Event Engages, Challenges Princeton Students
By Leah Smith, Princeton ’20
In the spring semester, Christian Union NOVA at Princeton University hosted a lecture with Dr. Stephen C. Meyer, director of the Discovery Institute’s Center for Science and Culture in Seattle. Meyer, who received his Ph.D. in the philosophy of science from the University of Cambridge, helped students—both Christians and seekers—understand particular attributes of God: His creation, His omniscience, and His centrality to the story of the natural world.
The lecture by the renowned scientist included an opportunity for attendees to ask questions and receive a free copy of his latest book, The Return of the God Hypothesis: Three Scientific Discoveries that Reveal the Mind Behind the Universe.
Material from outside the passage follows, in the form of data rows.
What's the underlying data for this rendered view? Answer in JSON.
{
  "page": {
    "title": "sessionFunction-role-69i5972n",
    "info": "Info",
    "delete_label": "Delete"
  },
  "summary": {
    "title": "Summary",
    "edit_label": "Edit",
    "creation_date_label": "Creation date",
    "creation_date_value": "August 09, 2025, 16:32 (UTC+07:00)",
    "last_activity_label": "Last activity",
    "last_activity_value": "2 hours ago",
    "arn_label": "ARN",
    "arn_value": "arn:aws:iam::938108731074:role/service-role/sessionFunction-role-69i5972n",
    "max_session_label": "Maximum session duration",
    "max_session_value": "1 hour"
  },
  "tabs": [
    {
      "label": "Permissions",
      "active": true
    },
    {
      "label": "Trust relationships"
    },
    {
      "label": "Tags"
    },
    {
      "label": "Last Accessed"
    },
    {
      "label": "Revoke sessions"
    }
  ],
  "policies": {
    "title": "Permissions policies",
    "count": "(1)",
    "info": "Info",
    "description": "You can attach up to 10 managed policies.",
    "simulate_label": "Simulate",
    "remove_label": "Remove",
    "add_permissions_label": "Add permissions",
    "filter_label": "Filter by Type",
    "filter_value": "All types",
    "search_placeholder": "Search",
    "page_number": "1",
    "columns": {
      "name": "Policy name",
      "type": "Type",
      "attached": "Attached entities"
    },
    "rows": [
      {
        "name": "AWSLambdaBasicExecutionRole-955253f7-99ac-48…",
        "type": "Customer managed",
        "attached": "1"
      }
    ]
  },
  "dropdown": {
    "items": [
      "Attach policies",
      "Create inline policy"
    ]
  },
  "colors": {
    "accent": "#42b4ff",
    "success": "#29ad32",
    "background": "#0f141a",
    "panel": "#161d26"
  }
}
Dr. Meyer is also the author of the New York Times’ best seller Darwin's Doubt: The Explosive Origin of Animal Life and the Case for Intelligent Design.
“How many of you are some kind of STEM major?” Dr. Meyer asked, with a significant number of hands raised. To those students, he discussed the nature of STEM classrooms today, their hostility towards believers, and their rationality towards science as the explanation of life without God. Dr. Meyer presented a narrative of the origins of science and its theological understandings, while also noting when science began to adopt a self-justifiable existence without God.
Dr. Meyer illuminated the scientifically-proven continual expansion of universe, and how it points to an origin story. He also pointed out contradictions in the science-atheist argument, and specifically tackled flaws in Darwinian origin evolution. “How ironic,” he said, “that creation speaks out against its maker, arguing about its very creation.”
"Where do you think these specifics come from?...everything is just the right odds. In physics, in Einstein’s equation…gravity, expansion, the speed of light. God is omniscient, and very purposeful with his creation.”
Overall, Dr. Meyer’s lecture left many thinking critically about the ways they absorb scientific knowledge, and it encouraged attendees to invite a Godly narrative into their everyday learning. His dynamic and persuasive speaking left many a student on their own journey to rationalizing God for themselves. But more so than just speaking of a God of highly-ordered systems, reverent power, and cosmological origins, Dr. Meyer left the audience with an invitation to know the personal God—the God of intentionality, who created them. And that is more than number, rationality, and science can offer anyone.